What are the images that come to mind when you think of church? What images do people envision when they think of the nature or essence of the church? What images do you hear people use to describe and define the church in America? Complete the phrase: “Church as . . .”
I recently asked that question on my Facebook page and I received a variety of thought provoking responses:
Church as hospital
Church as civic group
Church as social club
Church as fortress
Church as election headquarters
Church as moral compass
Church as singles’ pickup joint
Church as daycare
Michael Goheen, in his book A Light to the Nations: The Missional Church and the Biblical Story, offers a few images of his own that illustrate how we often think of the church from a consumerist perspective.
Church as shopping mall
Church as food court
Church as motivational seminar
Church as classroom
Church as theater
The point of this discussion is that we must offer alternative images and stories to capture the missional imagination of people. Otherwise, we continue to allow non-biblical, consumerist ideas to rule the day.
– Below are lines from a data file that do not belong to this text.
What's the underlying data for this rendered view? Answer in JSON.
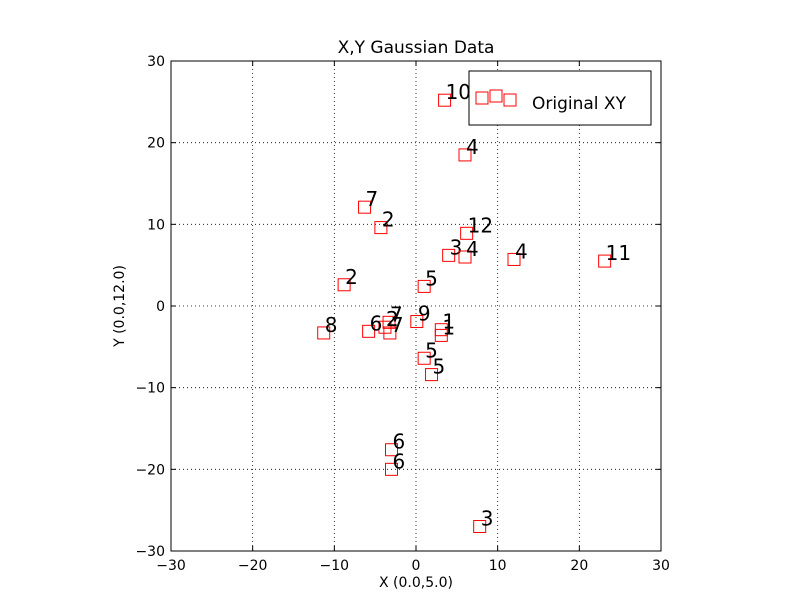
{
  "chart_data": {
    "type": "scatter",
    "title": "X,Y Gaussian Data",
    "xlabel": "X (0.0,5.0)",
    "ylabel": "Y (0.0,12.0)",
    "xlim": [
      -30,
      30
    ],
    "ylim": [
      -30,
      30
    ],
    "xticks": [
      -30,
      -20,
      -10,
      0,
      10,
      20,
      30
    ],
    "yticks": [
      -30,
      -20,
      -10,
      0,
      10,
      20,
      30
    ],
    "xtick_labels": [
      "−30",
      "−20",
      "−10",
      "0",
      "10",
      "20",
      "30"
    ],
    "ytick_labels": [
      "−30",
      "−20",
      "−10",
      "0",
      "10",
      "20",
      "30"
    ],
    "grid": true,
    "legend": {
      "placement": "top-right",
      "entries": [
        "Original XY"
      ]
    },
    "marker": {
      "shape": "square",
      "edge_color": "#ff0000",
      "face_color": "none"
    },
    "series": [
      {
        "name": "Original XY",
        "points": [
          {
            "x": 3.5,
            "y": 25.2,
            "label": "10"
          },
          {
            "x": 6.0,
            "y": 18.5,
            "label": "4"
          },
          {
            "x": -6.3,
            "y": 12.1,
            "label": "7"
          },
          {
            "x": -4.3,
            "y": 9.6,
            "label": "2"
          },
          {
            "x": 6.2,
            "y": 8.9,
            "label": "12"
          },
          {
            "x": 4.0,
            "y": 6.2,
            "label": "3"
          },
          {
            "x": 6.0,
            "y": 6.0,
            "label": "4"
          },
          {
            "x": 12.0,
            "y": 5.7,
            "label": "4"
          },
          {
            "x": 23.1,
            "y": 5.5,
            "label": "11"
          },
          {
            "x": -8.8,
            "y": 2.6,
            "label": "2"
          },
          {
            "x": 1.0,
            "y": 2.4,
            "label": "5"
          },
          {
            "x": 0.1,
            "y": -1.9,
            "label": "9"
          },
          {
            "x": -3.3,
            "y": -2.0,
            "label": "7"
          },
          {
            "x": -3.8,
            "y": -2.6,
            "label": "2"
          },
          {
            "x": -3.2,
            "y": -3.3,
            "label": "7"
          },
          {
            "x": -5.8,
            "y": -3.1,
            "label": "6"
          },
          {
            "x": -11.3,
            "y": -3.3,
            "label": "8"
          },
          {
            "x": 3.1,
            "y": -2.9,
            "label": "1"
          },
          {
            "x": 3.1,
            "y": -3.6,
            "label": "1"
          },
          {
            "x": 1.0,
            "y": -6.4,
            "label": "5"
          },
          {
            "x": 1.9,
            "y": -8.4,
            "label": "5"
          },
          {
            "x": -3.0,
            "y": -17.6,
            "label": "6"
          },
          {
            "x": -3.0,
            "y": -20.0,
            "label": "6"
          },
          {
            "x": 7.8,
            "y": -27.0,
            "label": "3"
          }
        ]
      }
    ]
  }
}
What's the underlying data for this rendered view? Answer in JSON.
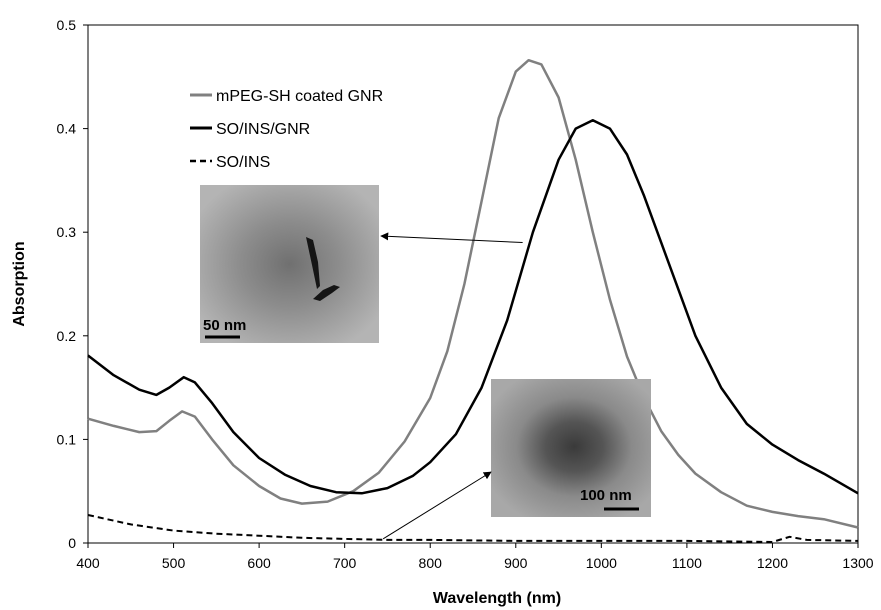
{
  "chart_data": {
    "type": "line",
    "xlabel": "Wavelength (nm)",
    "ylabel": "Absorption",
    "xlim": [
      400,
      1300
    ],
    "ylim": [
      0,
      0.5
    ],
    "x_ticks": [
      "400",
      "500",
      "600",
      "700",
      "800",
      "900",
      "1000",
      "1100",
      "1200",
      "1300"
    ],
    "y_ticks": [
      "0",
      "0.1",
      "0.2",
      "0.3",
      "0.4",
      "0.5"
    ],
    "grid": false,
    "legend_position": "top-left",
    "series": [
      {
        "name": "mPEG-SH coated GNR",
        "color": "#808080",
        "style": "solid",
        "points": [
          [
            400,
            0.12
          ],
          [
            430,
            0.113
          ],
          [
            460,
            0.107
          ],
          [
            480,
            0.108
          ],
          [
            495,
            0.118
          ],
          [
            510,
            0.127
          ],
          [
            525,
            0.122
          ],
          [
            545,
            0.1
          ],
          [
            570,
            0.075
          ],
          [
            600,
            0.055
          ],
          [
            625,
            0.043
          ],
          [
            650,
            0.038
          ],
          [
            680,
            0.04
          ],
          [
            710,
            0.05
          ],
          [
            740,
            0.068
          ],
          [
            770,
            0.098
          ],
          [
            800,
            0.14
          ],
          [
            820,
            0.185
          ],
          [
            840,
            0.25
          ],
          [
            860,
            0.33
          ],
          [
            880,
            0.41
          ],
          [
            900,
            0.455
          ],
          [
            915,
            0.466
          ],
          [
            930,
            0.462
          ],
          [
            950,
            0.43
          ],
          [
            970,
            0.37
          ],
          [
            990,
            0.3
          ],
          [
            1010,
            0.235
          ],
          [
            1030,
            0.18
          ],
          [
            1050,
            0.14
          ],
          [
            1070,
            0.108
          ],
          [
            1090,
            0.085
          ],
          [
            1110,
            0.067
          ],
          [
            1140,
            0.049
          ],
          [
            1170,
            0.036
          ],
          [
            1200,
            0.03
          ],
          [
            1230,
            0.026
          ],
          [
            1260,
            0.023
          ],
          [
            1300,
            0.015
          ]
        ]
      },
      {
        "name": "SO/INS/GNR",
        "color": "#000000",
        "style": "solid",
        "points": [
          [
            400,
            0.181
          ],
          [
            430,
            0.162
          ],
          [
            460,
            0.148
          ],
          [
            480,
            0.143
          ],
          [
            495,
            0.15
          ],
          [
            512,
            0.16
          ],
          [
            525,
            0.155
          ],
          [
            545,
            0.135
          ],
          [
            570,
            0.107
          ],
          [
            600,
            0.082
          ],
          [
            630,
            0.066
          ],
          [
            660,
            0.055
          ],
          [
            690,
            0.049
          ],
          [
            720,
            0.048
          ],
          [
            750,
            0.053
          ],
          [
            780,
            0.065
          ],
          [
            800,
            0.078
          ],
          [
            830,
            0.105
          ],
          [
            860,
            0.15
          ],
          [
            890,
            0.215
          ],
          [
            920,
            0.3
          ],
          [
            950,
            0.37
          ],
          [
            970,
            0.4
          ],
          [
            990,
            0.408
          ],
          [
            1010,
            0.4
          ],
          [
            1030,
            0.375
          ],
          [
            1050,
            0.335
          ],
          [
            1070,
            0.29
          ],
          [
            1090,
            0.245
          ],
          [
            1110,
            0.2
          ],
          [
            1140,
            0.15
          ],
          [
            1170,
            0.115
          ],
          [
            1200,
            0.095
          ],
          [
            1230,
            0.08
          ],
          [
            1260,
            0.067
          ],
          [
            1300,
            0.048
          ]
        ]
      },
      {
        "name": "SO/INS",
        "color": "#000000",
        "style": "dashed",
        "points": [
          [
            400,
            0.027
          ],
          [
            450,
            0.018
          ],
          [
            500,
            0.012
          ],
          [
            550,
            0.009
          ],
          [
            600,
            0.007
          ],
          [
            650,
            0.005
          ],
          [
            700,
            0.004
          ],
          [
            750,
            0.003
          ],
          [
            800,
            0.003
          ],
          [
            900,
            0.002
          ],
          [
            1000,
            0.002
          ],
          [
            1100,
            0.002
          ],
          [
            1200,
            0.001
          ],
          [
            1220,
            0.006
          ],
          [
            1240,
            0.003
          ],
          [
            1300,
            0.002
          ]
        ]
      }
    ],
    "insets": [
      {
        "name": "tem-gnr-inset",
        "scale_bar_label": "50 nm",
        "arrow_to": [
          908,
          0.29
        ]
      },
      {
        "name": "tem-so-ins-inset",
        "scale_bar_label": "100 nm",
        "arrow_to": [
          745,
          0.004
        ]
      }
    ]
  }
}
How can we better present a picture of the church as the sent, missionary people of God? What alternative images can we offer to create a more accurate vision of the essence of the church?
One possible alternative comes from Reggie McNeal when likens the Church to an airport terminal, which is meant to connect travelers to their destination, but it is not the destination. Using another flight analogy, McNeal has compared the Church’s mission to an aircraft carrier. It’s not how many planes are stacked up on the flight deck, he said; it’s the kind of missions that are being flown.
What other images might we use today?